Most clients will not sign a model release because they are affraid where their photos will be used. As I do many studio shots nowadays, I'd like to be able to send some of these shots to the challenges here.

Message edited by author 2011-11-01 13:52:26.
11/01/2011 01:46:44 PM · #2
yes, better safe than sorry. You could also just personally ask them through email. Then it's "on paper" whether or not they want their images on the site without them actually signing anything officially
11/01/2011 01:55:59 PM · #3
Thanks...
Does anybody ask every client to sign a model release?
I think I should do that, but I'm not sure how this is seen by the client itself. In the end I'm not trying to lie to them or use their images in something which could cause any problems to them, but I understand when someone don't want to sign the form.
11/01/2011 01:59:29 PM · #4
Without a model release, you cannot make money from the photos, but they can (to the best of my knowledge) be used for your personal use and editorial use, including portfolios and whatnot. I would hesitate to include DPC in this, as it is on the web, and any web photos are pretty much open to the public.
Many photographers include this as a standard part of their contract. If the client refuses to sign, there may be a monetary penalty or the photographer may pass on services. This is, at least, what I've seen laid out by a large number of people online as their approach.
11/01/2011 01:59:52 PM · #5
Don't you have them sign some kind of agreement/contract when you agree to do work for them?
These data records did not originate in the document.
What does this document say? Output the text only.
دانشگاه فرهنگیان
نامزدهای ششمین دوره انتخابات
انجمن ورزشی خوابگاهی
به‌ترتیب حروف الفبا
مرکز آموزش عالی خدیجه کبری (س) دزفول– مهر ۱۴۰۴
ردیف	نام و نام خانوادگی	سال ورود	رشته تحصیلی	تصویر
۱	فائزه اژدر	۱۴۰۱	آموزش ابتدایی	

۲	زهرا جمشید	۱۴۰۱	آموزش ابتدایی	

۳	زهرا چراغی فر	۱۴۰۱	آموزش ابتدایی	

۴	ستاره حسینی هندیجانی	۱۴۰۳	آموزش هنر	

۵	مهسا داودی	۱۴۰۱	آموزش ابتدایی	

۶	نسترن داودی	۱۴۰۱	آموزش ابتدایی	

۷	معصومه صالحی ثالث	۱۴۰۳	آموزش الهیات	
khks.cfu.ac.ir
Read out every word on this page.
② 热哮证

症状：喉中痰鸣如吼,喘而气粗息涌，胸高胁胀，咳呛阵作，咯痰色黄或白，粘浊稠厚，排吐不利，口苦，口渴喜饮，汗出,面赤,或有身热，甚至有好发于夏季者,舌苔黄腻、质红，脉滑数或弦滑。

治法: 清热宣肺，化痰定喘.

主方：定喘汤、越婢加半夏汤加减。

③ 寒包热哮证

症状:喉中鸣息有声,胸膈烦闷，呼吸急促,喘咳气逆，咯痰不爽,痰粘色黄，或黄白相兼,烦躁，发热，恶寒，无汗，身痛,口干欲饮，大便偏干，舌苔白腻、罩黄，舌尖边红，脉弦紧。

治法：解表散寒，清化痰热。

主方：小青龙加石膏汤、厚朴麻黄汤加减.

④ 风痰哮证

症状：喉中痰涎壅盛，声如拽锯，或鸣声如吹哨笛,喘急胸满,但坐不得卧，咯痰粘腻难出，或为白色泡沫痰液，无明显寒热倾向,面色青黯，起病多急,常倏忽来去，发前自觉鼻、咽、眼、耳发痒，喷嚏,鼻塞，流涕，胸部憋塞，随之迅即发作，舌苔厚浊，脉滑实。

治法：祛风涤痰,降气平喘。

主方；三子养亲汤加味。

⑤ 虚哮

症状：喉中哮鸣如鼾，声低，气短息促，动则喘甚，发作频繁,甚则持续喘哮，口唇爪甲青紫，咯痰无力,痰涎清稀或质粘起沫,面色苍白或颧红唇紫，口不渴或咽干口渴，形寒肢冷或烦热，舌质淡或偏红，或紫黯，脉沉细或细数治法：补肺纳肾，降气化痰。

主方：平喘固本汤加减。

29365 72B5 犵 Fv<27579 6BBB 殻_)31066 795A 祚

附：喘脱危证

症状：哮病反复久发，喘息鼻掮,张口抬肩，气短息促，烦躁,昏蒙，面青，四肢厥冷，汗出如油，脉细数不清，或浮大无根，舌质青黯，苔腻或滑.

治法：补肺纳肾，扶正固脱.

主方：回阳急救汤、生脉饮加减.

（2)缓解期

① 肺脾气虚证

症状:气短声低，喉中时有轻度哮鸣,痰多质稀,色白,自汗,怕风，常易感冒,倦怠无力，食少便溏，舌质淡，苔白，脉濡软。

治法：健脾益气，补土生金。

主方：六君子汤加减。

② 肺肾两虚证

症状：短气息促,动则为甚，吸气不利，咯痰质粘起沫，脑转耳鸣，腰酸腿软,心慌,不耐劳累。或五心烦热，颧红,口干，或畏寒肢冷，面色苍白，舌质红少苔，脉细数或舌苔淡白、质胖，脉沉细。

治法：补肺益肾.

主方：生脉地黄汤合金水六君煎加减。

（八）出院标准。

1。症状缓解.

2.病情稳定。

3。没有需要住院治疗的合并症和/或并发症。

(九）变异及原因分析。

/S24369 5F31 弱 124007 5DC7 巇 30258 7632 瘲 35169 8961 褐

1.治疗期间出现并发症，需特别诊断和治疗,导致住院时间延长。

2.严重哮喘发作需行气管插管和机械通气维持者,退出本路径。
Just add a little blurb about your self-promotional usage including photo contests and that should be fine. If anyone objects, it's easy enough to simply line out that section, initial and date it before signing.
11/01/2011 02:17:25 PM · #6
Originally posted by spiritualspatula:

Without a model release, you cannot make money from the photos, but they can (to the best of my knowledge) be used for your personal use and editorial use, including portfolios and whatnot. I would hesitate to include DPC in this, as it is on the web, and any web photos are pretty much open to the public.
Many photographers include this as a standard part of their contract. If the client refuses to sign, there may be a monetary penalty or the photographer may pass on services. This is, at least, what I've seen laid out by a large number of people online as their approach.
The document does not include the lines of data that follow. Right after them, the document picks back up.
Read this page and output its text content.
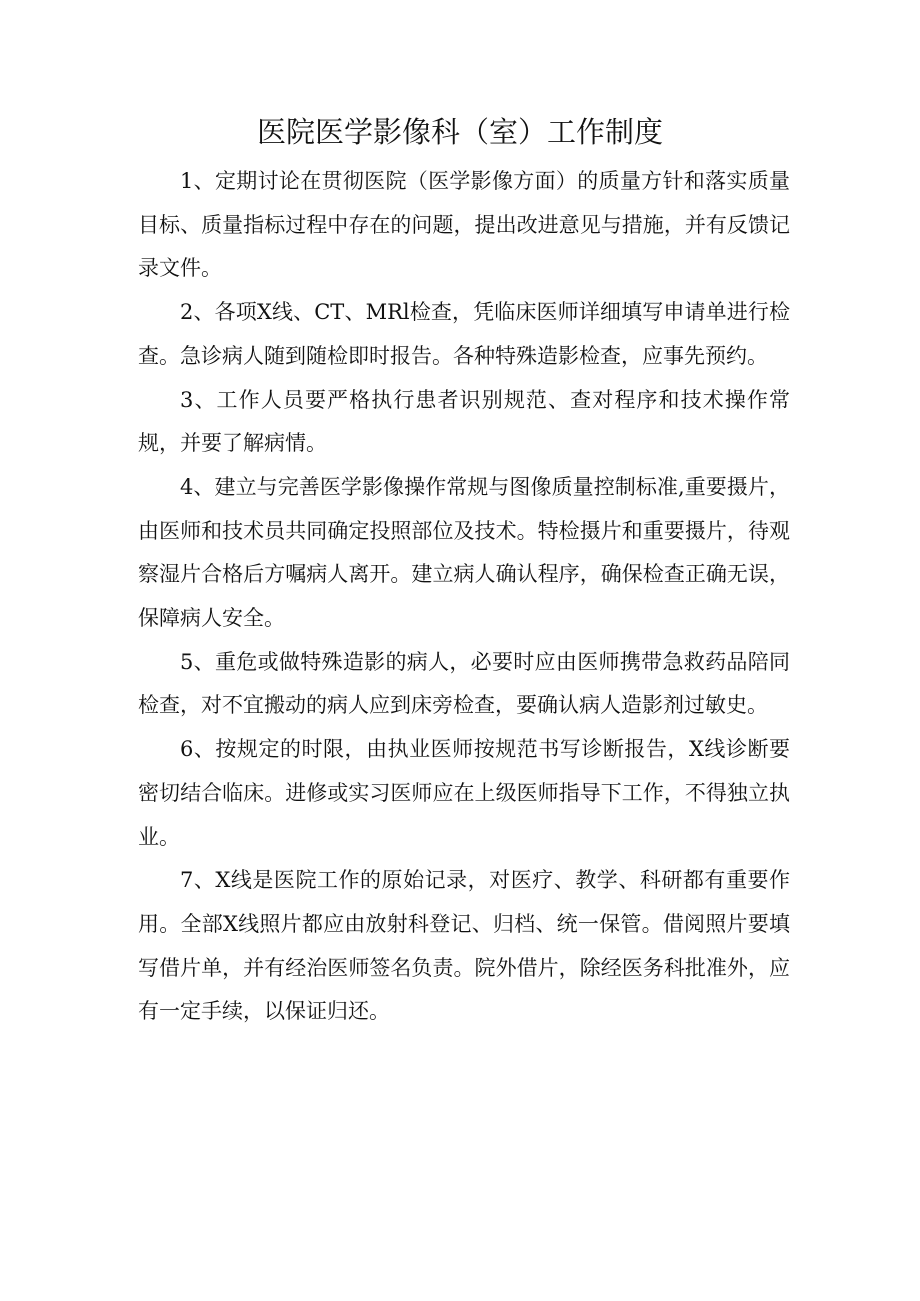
医院医学影像科（室）工作制度

1、定期讨论在贯彻医院（医学影像方面）的质量方针和落实质量目标、质量指标过程中存在的问题，提出改进意见与措施，并有反馈记录文件。

2、各项X线、CT、MRl检查，凭临床医师详细填写申请单进行检查。急诊病人随到随检即时报告。各种特殊造影检查，应事先预约。

3、工作人员要严格执行患者识别规范、查对程序和技术操作常规，并要了解病情。

4、建立与完善医学影像操作常规与图像质量控制标准,重要摄片，由医师和技术员共同确定投照部位及技术。特检摄片和重要摄片，待观察湿片合格后方嘱病人离开。建立病人确认程序，确保检查正确无误，保障病人安全。

5、重危或做特殊造影的病人，必要时应由医师携带急救药品陪同检查，对不宜搬动的病人应到床旁检查，要确认病人造影剂过敏史。

6、按规定的时限，由执业医师按规范书写诊断报告，X线诊断要密切结合临床。进修或实习医师应在上级医师指导下工作，不得独立执业。

7、X线是医院工作的原始记录，对医疗、教学、科研都有重要作用。全部X线照片都应由放射科登记、归档、统一保管。借阅照片要填写借片单，并有经治医师签名负责。院外借片，除经医务科批准外，应有一定手续，以保证归还。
A personal portfolio is probably OK, but an online gallery or other material intended to create business for the photographer could be considered advertising. In which case a release would be required...even if it's not, it's better safe than sorry and it's just being considerate to get consent.
11/01/2011 02:18:21 PM · #7
Thank you all!

I will think about it, but I think that adding a clause for the authorization for promotional and contests is the best way to go.
That way it will be part of the general agreement and I think most clients will not argue about that. Adding an addiotional fee for not agreeing with this clause would be good also, but I think it is unnecessary and will be contrary to the way we usually work on our studio. I prefer to let them choose freely or maybe turn this into a required condition to sign the contract instead of charging something else for not agreeing.

11/01/2011 02:59:02 PM · #8
Originally posted by Spork99:

Originally posted by spiritualspatula:

Without a model release, you cannot make money from the photos, but they can (to the best of my knowledge) be used for your personal use and editorial use, including portfolios and whatnot. I would hesitate to include DPC in this, as it is on the web, and any web photos are pretty much open to the public.
Many photographers include this as a standard part of their contract. If the client refuses to sign, there may be a monetary penalty or the photographer may pass on services. This is, at least, what I've seen laid out by a large number of people online as their approach.
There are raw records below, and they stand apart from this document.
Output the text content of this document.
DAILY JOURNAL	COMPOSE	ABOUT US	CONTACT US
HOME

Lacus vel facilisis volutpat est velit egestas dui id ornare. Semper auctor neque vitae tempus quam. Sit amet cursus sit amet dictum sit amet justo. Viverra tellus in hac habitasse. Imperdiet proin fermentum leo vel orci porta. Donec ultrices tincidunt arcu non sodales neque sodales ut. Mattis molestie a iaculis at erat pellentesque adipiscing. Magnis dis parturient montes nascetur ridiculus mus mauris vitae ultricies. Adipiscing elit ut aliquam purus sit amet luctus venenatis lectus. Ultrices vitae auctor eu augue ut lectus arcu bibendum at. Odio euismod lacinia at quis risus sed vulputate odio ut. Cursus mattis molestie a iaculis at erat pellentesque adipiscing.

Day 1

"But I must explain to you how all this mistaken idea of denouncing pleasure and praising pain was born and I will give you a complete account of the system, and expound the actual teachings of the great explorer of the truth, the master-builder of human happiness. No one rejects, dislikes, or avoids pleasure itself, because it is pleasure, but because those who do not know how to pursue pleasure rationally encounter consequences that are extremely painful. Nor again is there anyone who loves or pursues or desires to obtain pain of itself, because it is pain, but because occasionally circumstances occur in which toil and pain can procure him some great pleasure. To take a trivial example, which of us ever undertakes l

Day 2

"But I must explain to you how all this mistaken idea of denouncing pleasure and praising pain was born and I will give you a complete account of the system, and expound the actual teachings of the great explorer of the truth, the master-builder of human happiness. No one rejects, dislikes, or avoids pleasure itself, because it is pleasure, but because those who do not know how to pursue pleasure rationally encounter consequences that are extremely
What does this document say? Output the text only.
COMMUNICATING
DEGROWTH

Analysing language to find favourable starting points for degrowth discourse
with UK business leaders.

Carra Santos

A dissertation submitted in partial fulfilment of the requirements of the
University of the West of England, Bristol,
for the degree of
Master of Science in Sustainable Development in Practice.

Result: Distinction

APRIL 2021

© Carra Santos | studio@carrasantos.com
A personal portfolio is probably OK, but an online gallery or other material intended to create business for the photographer could be considered advertising. In which case a release would be required...even if it's not, it's better safe than sorry and it's just being considerate to get consent.


Yup. Exactly what I was getting at. While it's sorta a "portfolio" it isn't, and it's also ripe for the taking, so caution is warranted.